We recommend a structured remediation process: immediately assess Critical and High findings — determining whether any require immediate mitigation (taking a feature offline, blocking specific traffic) while fixes are developed; schedule remediation of all significant findings with accountable owners and deadlines; prioritise remediation by severity and exploitation likelihood; verify fixes — testing that the remediation actually addresses the vulnerability; and plan a follow-up assessment to confirm all findings are resolved. We provide remediation support — answering questions and reviewing proposed fixes — as part of our audit engagement.
How often should we conduct security audits?

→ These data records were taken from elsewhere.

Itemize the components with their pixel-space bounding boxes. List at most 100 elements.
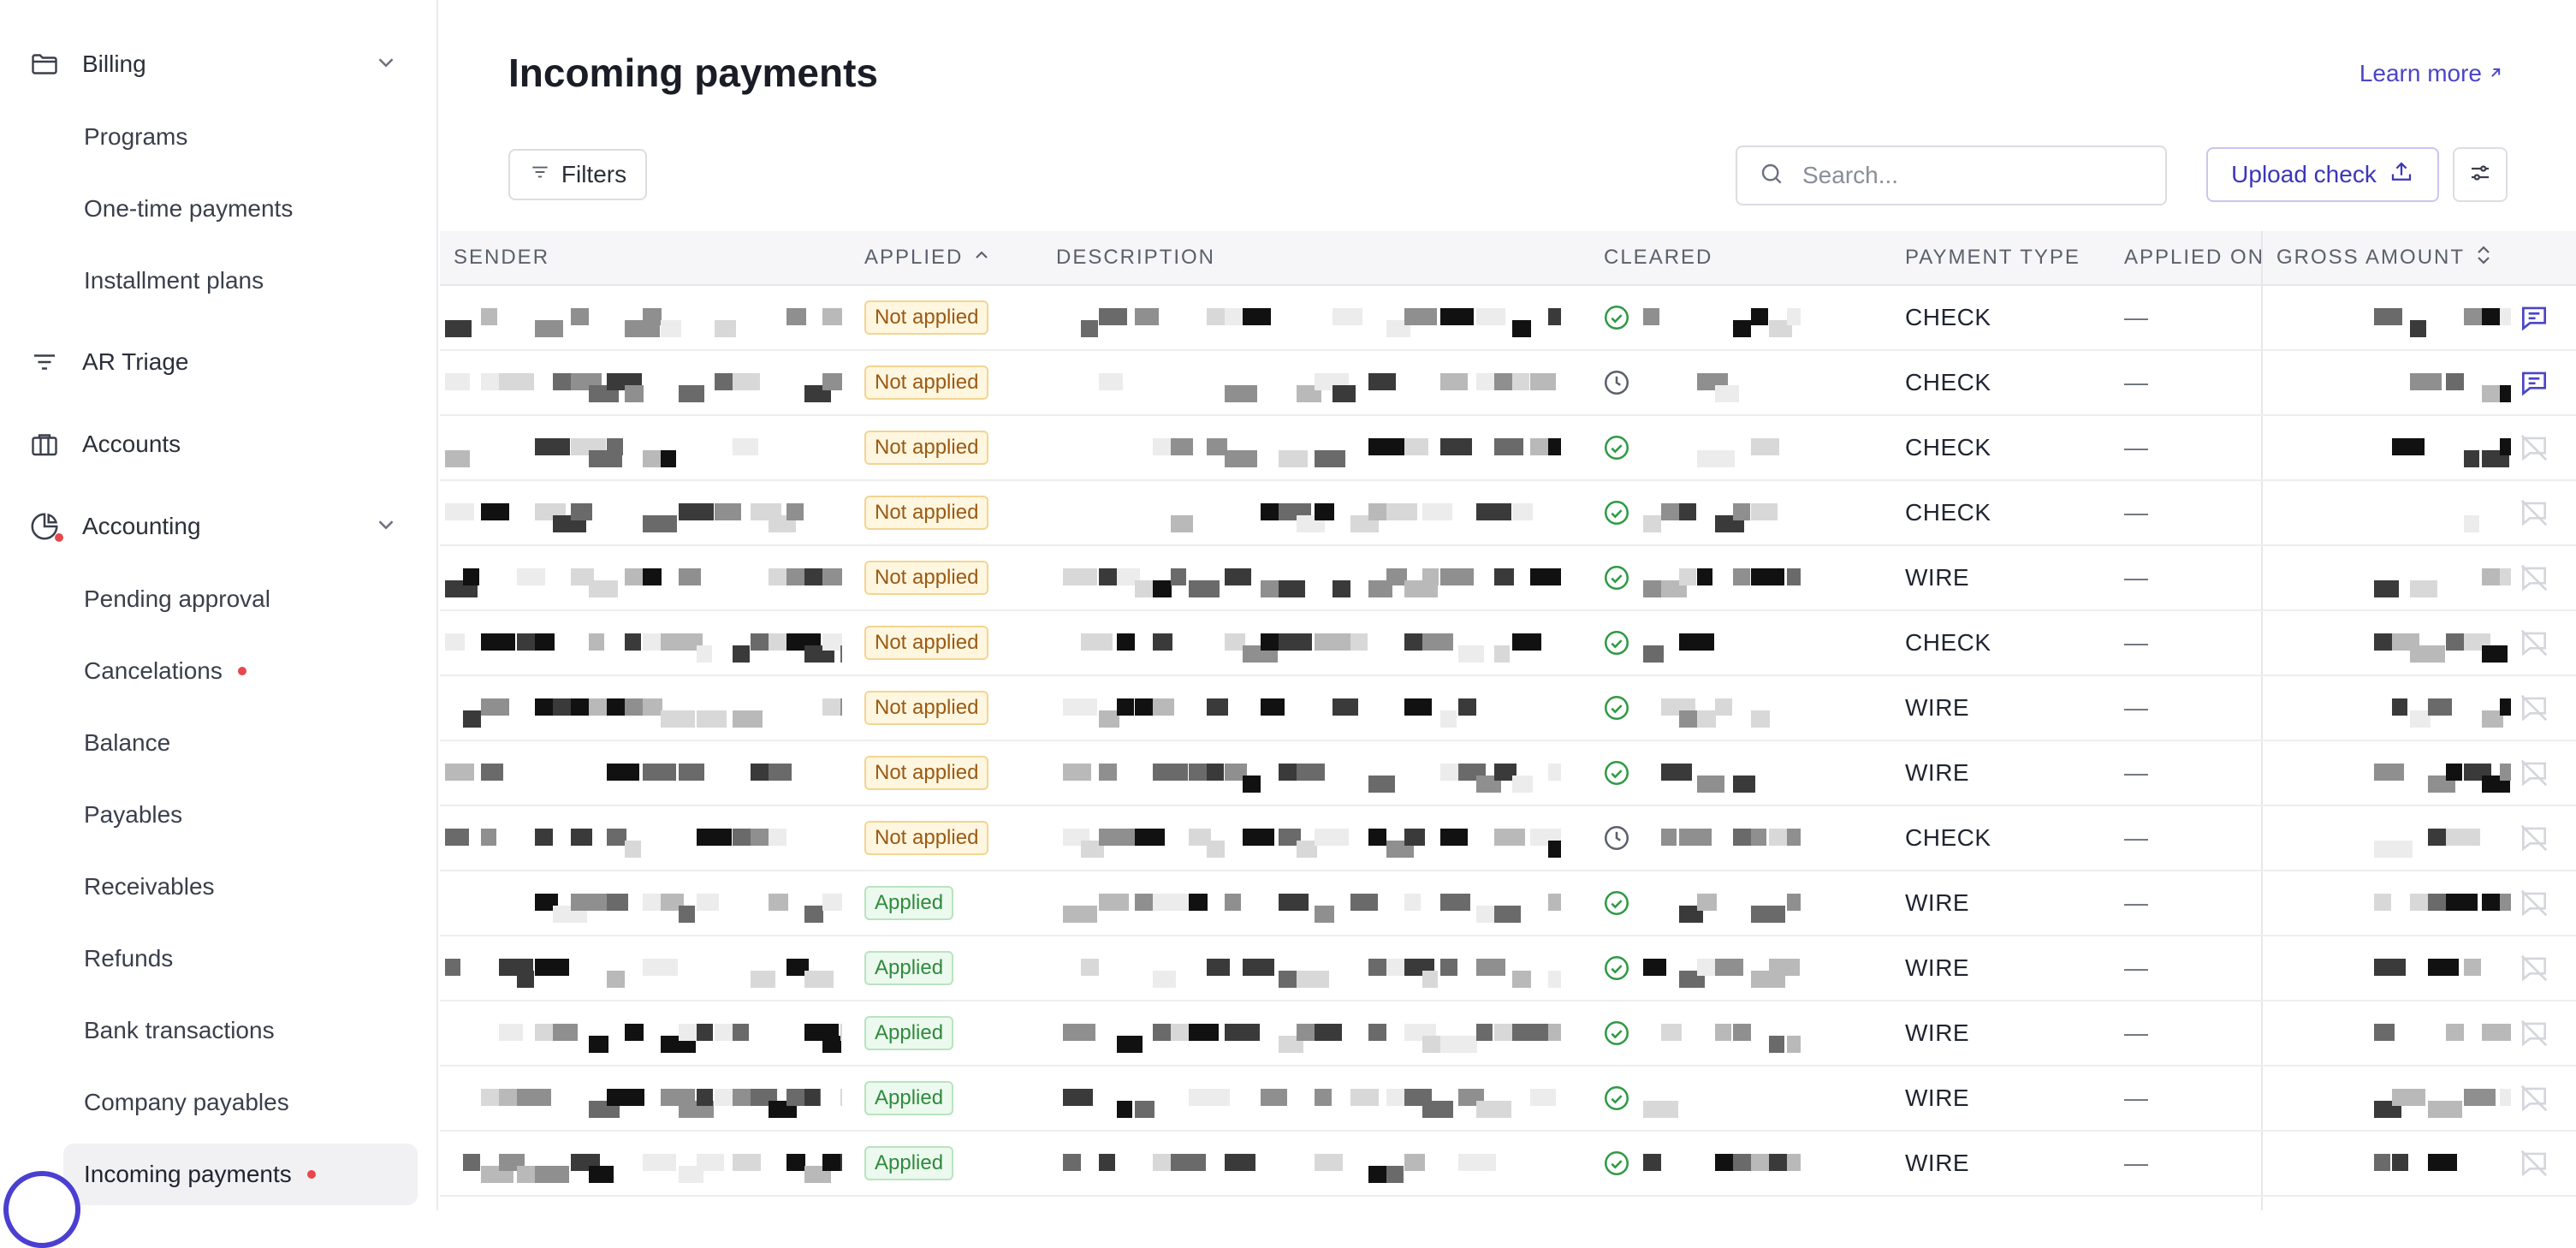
- message-off-icon[interactable]: [2518, 1001, 2550, 1065]
- sidebar-item-balance[interactable]: Balance: [63, 712, 418, 774]
- redacted-block: [1422, 503, 1452, 520]
- redacted-block: [1225, 894, 1241, 911]
- column-header-cleared[interactable]: CLEARED: [1604, 231, 1712, 284]
- message-off-icon[interactable]: [2518, 806, 2550, 870]
- table-row[interactable]: Not applied WIRE —: [440, 741, 2576, 806]
- table-row[interactable]: Not applied CHECK —: [440, 481, 2576, 546]
- message-off-icon[interactable]: [2518, 416, 2550, 479]
- table-row[interactable]: Applied WIRE —: [440, 1132, 2576, 1197]
- message-off-icon[interactable]: [2518, 611, 2550, 675]
- redacted-block: [445, 373, 470, 390]
- nav-accounts[interactable]: Accounts: [0, 414, 438, 474]
- redacted-block: [607, 438, 623, 455]
- table-row[interactable]: Not applied WIRE —: [440, 676, 2576, 741]
- redacted-block: [1440, 308, 1474, 325]
- redacted-block: [1494, 829, 1525, 846]
- redacted-block: [1751, 829, 1766, 846]
- sidebar-item-incoming-payments[interactable]: Incoming payments: [63, 1144, 418, 1205]
- sidebar-item-payables[interactable]: Payables: [63, 784, 418, 846]
- column-settings-button[interactable]: [2453, 147, 2508, 202]
- redacted-block: [679, 764, 704, 781]
- redacted-block: [2446, 894, 2478, 911]
- redacted-block: [1512, 373, 1529, 390]
- nav-accounting[interactable]: Accounting: [0, 496, 438, 556]
- redacted-block: [1512, 971, 1531, 988]
- redacted-block: [1787, 1036, 1801, 1053]
- table-row[interactable]: Not applied WIRE —: [440, 546, 2576, 611]
- redacted-block: [822, 698, 842, 716]
- upload-check-button[interactable]: Upload check: [2206, 147, 2439, 202]
- table-row[interactable]: Not applied CHECK —: [440, 611, 2576, 676]
- sidebar-item-receivables[interactable]: Receivables: [63, 856, 418, 918]
- redacted-block: [679, 568, 701, 585]
- table-row[interactable]: Applied WIRE —: [440, 1067, 2576, 1132]
- message-off-icon[interactable]: [2518, 741, 2550, 805]
- learn-more-link[interactable]: Learn more: [2359, 60, 2504, 87]
- applied-cell: Not applied: [864, 611, 989, 675]
- redacted-block: [2446, 829, 2480, 846]
- filters-button[interactable]: Filters: [508, 149, 647, 200]
- table-row[interactable]: Applied WIRE —: [440, 871, 2576, 936]
- chevron-down-icon[interactable]: [373, 512, 399, 538]
- sidebar-item-programs[interactable]: Programs: [63, 106, 418, 168]
- redacted-block: [625, 385, 644, 402]
- column-header-payment-type[interactable]: PAYMENT TYPE: [1905, 231, 2080, 284]
- message-icon[interactable]: [2518, 286, 2550, 349]
- check-circle-icon: [1602, 676, 1631, 740]
- search-icon: [1758, 160, 1785, 192]
- message-off-icon[interactable]: [2518, 546, 2550, 609]
- sidebar-item-one-time-payments[interactable]: One-time payments: [63, 178, 418, 240]
- column-header-applied[interactable]: APPLIED: [864, 231, 992, 284]
- redacted-block: [1117, 1036, 1143, 1053]
- nav-billing[interactable]: Billing: [0, 34, 438, 94]
- search-input[interactable]: [1801, 161, 2129, 190]
- message-off-icon[interactable]: [2518, 1067, 2550, 1130]
- redacted-block: [535, 1089, 551, 1106]
- column-header-gross-amount[interactable]: GROSS AMOUNT: [2276, 231, 2494, 284]
- redacted-block: [769, 829, 786, 846]
- search-box[interactable]: [1736, 146, 2167, 205]
- sidebar-item-installment-plans[interactable]: Installment plans: [63, 250, 418, 312]
- column-header-sender[interactable]: SENDER: [454, 231, 549, 284]
- briefcase-icon: [26, 425, 63, 463]
- app-logo[interactable]: [3, 1171, 80, 1248]
- sidebar-item-pending-approval[interactable]: Pending approval: [63, 568, 418, 630]
- redacted-block: [1135, 894, 1154, 911]
- redacted-block: [1063, 906, 1097, 923]
- message-off-icon[interactable]: [2518, 1132, 2550, 1195]
- message-off-icon[interactable]: [2518, 871, 2550, 935]
- table-row[interactable]: Not applied CHECK —: [440, 286, 2576, 351]
- redacted-block: [822, 1036, 841, 1053]
- column-header-applied-on[interactable]: APPLIED ON: [2124, 231, 2264, 284]
- sidebar-item-bank-transactions[interactable]: Bank transactions: [63, 1000, 418, 1061]
- table-row[interactable]: Applied WIRE —: [440, 936, 2576, 1001]
- message-off-icon[interactable]: [2518, 676, 2550, 740]
- message-off-icon[interactable]: [2518, 481, 2550, 544]
- sidebar-item-refunds[interactable]: Refunds: [63, 928, 418, 989]
- redacted-block: [733, 710, 763, 728]
- redacted-block: [607, 764, 639, 781]
- redacted-block: [769, 764, 792, 781]
- redacted-block: [715, 373, 734, 390]
- redacted-block: [1697, 776, 1724, 793]
- table-row[interactable]: Applied WIRE —: [440, 1001, 2576, 1067]
- redacted-block: [822, 568, 842, 585]
- table-row[interactable]: Not applied CHECK —: [440, 806, 2576, 871]
- message-off-icon[interactable]: [2518, 936, 2550, 1000]
- redacted-block: [1715, 450, 1735, 467]
- redacted-block: [1733, 320, 1751, 337]
- redacted-block: [769, 894, 788, 911]
- table-row[interactable]: Not applied CHECK —: [440, 351, 2576, 416]
- redacted-block: [1679, 633, 1714, 651]
- sidebar-item-cancelations[interactable]: Cancelations: [63, 640, 418, 702]
- sidebar-item-company-payables[interactable]: Company payables: [63, 1072, 418, 1133]
- table-row[interactable]: Not applied CHECK —: [440, 416, 2576, 481]
- nav-ar-triage[interactable]: AR Triage: [0, 332, 438, 392]
- status-badge: Not applied: [864, 561, 989, 595]
- message-icon[interactable]: [2518, 351, 2550, 414]
- redacted-block: [1099, 308, 1127, 325]
- folder-icon: [26, 45, 63, 83]
- column-header-description[interactable]: DESCRIPTION: [1056, 231, 1215, 284]
- pie-chart-icon: [26, 508, 63, 545]
- chevron-down-icon[interactable]: [373, 50, 399, 75]
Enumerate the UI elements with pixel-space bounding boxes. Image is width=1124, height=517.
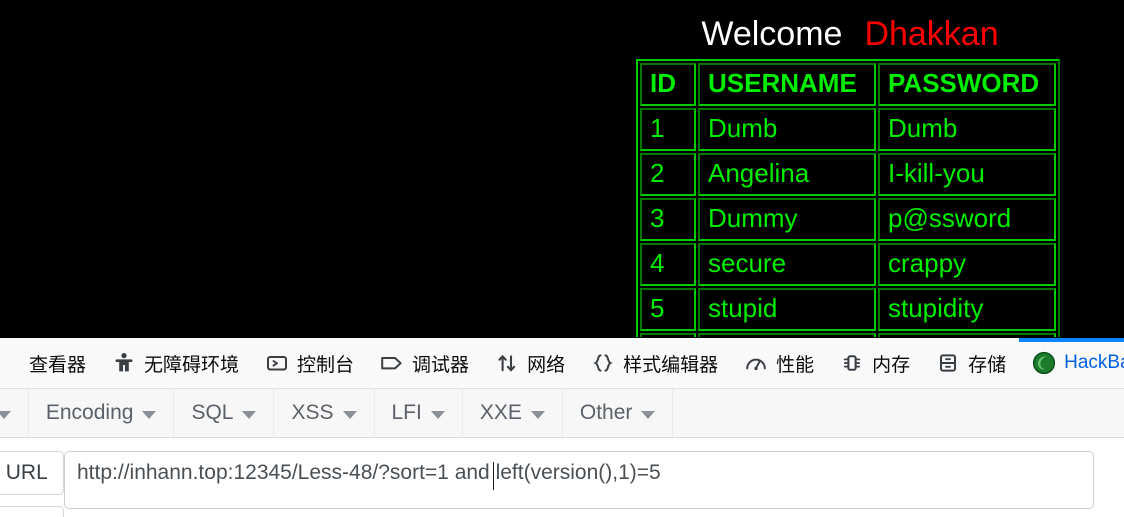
tab-console-label: 控制台 (297, 354, 355, 376)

For most applications, an annual security audit is a minimum — with additional audits triggered by: significant new functionality (new features may introduce new vulnerabilities); major infrastructure changes; after a security incident; before a significant data processing agreement or regulatory review; or when engaging with enterprise customers who require it. High-risk applications (financial, healthcare, high-value eCommerce) benefit from more frequent audits — semi-annual — or from a continuous security testing programme.
What information do you need to conduct a security audit?
The information needed depends on the audit type and scope. For an authenticated audit (most comprehensive), we need: access to the application with test accounts at different privilege levels; the application URL(s) and any staging/test environment access; documentation of key functionality and user roles; and ideally access to the codebase for code review. For a black-box audit (simulating an external attacker with no privileged access), we only need the application URL. We work within your security and data handling requirements — we do not require access to production data and can conduct testing in isolated test environments.
What legal protections are in place during security testing?
Before any security testing begins, we execute a formal security testing authorisation agreement that: defines the scope of testing (what is in and out of scope); establishes the testing window (dates and times); grants explicit permission to conduct security testing (protecting both parties legally); specifies data handling requirements (how sensitive information encountered during testing will be handled); and defines the reporting obligations. This agreement ensures testing is conducted with full legal authorisation. We test only within the agreed scope and handle any sensitive data encountered according to the agreement.